Blue or Purple for Advent?

If you grew up in a liturgical context, you probably noticed that the liturgical colors associated with Advent are both blue and purple. This may strike us as odd because no other church season has multiple color options. So, what gives?

Up until the Reformation, there was little homogeneity in Eucharistic liturgical practice. Yet, as the diocese of Rome and its bishop grew in influence, so too did the Roman Rite (the way they did things in Rome). One such example was Advent.

Advent has always had two purposes. The first purpose is to recall Christ’s first coming by waiting for Him in faith and for His second coming. While much of Christ’s work has already happened — His incarnation, death, resurrection and ascension — Christ’s Advent is the part of our faith that is yet to come!

So, Advent’s first purpose is about waiting for Christ and having faith that He will return. The second purpose of Advent is that in this season of waiting we repent, not counting the Lord’s delay as slowness, but as His patience towards us; not wishing that any should perish, but that all should reach repentance (II Peter 3:9). In the Roman church, this second purpose took on a larger emphasis. Given that purple is the color of penitence, it became the color of Advent, for much of the Church Catholic in Europe before the Reformation.
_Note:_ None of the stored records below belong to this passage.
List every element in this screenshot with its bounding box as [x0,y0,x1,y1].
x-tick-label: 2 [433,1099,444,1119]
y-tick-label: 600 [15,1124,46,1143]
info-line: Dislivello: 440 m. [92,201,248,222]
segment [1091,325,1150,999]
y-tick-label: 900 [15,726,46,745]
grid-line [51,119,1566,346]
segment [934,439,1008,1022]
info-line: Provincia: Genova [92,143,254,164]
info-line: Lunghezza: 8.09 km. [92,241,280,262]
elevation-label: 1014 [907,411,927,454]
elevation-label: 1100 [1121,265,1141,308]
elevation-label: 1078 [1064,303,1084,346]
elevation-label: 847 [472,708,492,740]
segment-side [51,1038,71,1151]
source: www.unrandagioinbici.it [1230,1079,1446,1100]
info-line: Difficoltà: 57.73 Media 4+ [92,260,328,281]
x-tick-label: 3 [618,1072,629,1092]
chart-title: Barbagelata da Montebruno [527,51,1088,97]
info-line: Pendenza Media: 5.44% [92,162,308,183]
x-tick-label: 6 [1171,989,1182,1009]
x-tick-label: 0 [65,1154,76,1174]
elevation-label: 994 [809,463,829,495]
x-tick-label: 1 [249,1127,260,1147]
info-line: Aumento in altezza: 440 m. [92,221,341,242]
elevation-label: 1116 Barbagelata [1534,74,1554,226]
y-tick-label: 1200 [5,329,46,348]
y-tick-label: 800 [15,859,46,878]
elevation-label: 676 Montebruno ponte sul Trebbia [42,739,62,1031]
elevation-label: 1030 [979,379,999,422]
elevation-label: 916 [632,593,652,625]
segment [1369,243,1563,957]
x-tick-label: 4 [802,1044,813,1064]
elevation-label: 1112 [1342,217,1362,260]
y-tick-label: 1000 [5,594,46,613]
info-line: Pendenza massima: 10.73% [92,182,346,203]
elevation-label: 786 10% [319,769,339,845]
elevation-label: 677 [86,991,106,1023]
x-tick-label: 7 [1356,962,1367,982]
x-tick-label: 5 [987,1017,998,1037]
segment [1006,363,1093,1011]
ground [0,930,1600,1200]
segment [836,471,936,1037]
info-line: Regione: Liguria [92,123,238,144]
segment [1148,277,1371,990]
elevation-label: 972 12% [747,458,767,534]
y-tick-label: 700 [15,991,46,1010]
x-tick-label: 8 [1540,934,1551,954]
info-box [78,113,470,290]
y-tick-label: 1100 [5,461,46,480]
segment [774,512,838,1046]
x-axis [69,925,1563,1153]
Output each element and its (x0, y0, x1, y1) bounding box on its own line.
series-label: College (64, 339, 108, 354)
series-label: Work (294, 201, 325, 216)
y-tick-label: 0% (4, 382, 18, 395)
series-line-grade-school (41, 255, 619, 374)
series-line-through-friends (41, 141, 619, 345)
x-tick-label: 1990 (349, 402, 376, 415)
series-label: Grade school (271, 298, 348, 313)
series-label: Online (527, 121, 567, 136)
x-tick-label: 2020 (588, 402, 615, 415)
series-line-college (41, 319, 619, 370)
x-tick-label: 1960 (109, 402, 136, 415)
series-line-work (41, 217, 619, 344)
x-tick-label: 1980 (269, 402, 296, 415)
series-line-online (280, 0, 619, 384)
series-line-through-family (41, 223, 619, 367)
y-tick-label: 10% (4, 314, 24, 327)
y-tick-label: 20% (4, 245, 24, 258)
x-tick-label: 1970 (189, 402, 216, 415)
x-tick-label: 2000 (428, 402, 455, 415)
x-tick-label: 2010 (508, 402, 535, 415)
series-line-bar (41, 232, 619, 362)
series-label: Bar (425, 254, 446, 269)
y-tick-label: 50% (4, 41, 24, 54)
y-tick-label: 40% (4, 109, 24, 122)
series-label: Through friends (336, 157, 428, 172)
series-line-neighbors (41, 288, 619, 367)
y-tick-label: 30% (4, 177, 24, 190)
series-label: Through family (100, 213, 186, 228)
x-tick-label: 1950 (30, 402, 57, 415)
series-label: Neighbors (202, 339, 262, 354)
However, in the English church, the Sarum Rite called for Sarum Blue during Advent, in part because this is what they had been doing for centuries before Rome’s influence increased. In addition, in the English church, the first purpose of Advent (i.e., waiting in faith for Christ’s return) was more emphasized than the second (i.e., repentance before Christ’s return).

During the Reformation, while the Roman Catholic church emphasized more liturgical uniformity, including colors and forms, purple became the color for Advent amongst Roman Catholics, while Blue became the color for Protestant traditions.

In our tradition, the return to Sarum Blue is simultaneously a return to an older form of Catholic Christianity — English Catholicism, so to speak, while also maintaining bonds of unity with our Protestant/Reformed kinsfolk (e.g.: Methodist, Presbyterian, etc.). Thus, today, in the Anglican Communion, Sarum Blue for Advent is popular amongst the more Protestant/Reformed (e.g., St. Martin’s), and the more Anglo-Catholic of our kin (e.g., Episcopal Church of the Advent, Boston). Surprisingly, Purple for Advent has become the via media! Who would have thought?

All this to say — as we enter the season of Advent let the Blue remind us of the first purpose of Advent, waiting in faith for Christ to return, while not forgetting Advent’s second purpose: leading lives of repentance.

A Prayer
Hasten, O Father, the coming of thy kingdom; and grant that we thy servants, who now live by faith, may with joy behold thy Son at his coming in glorious majesty; even Jesus Christ, our only Mediator and Advocate. Amen.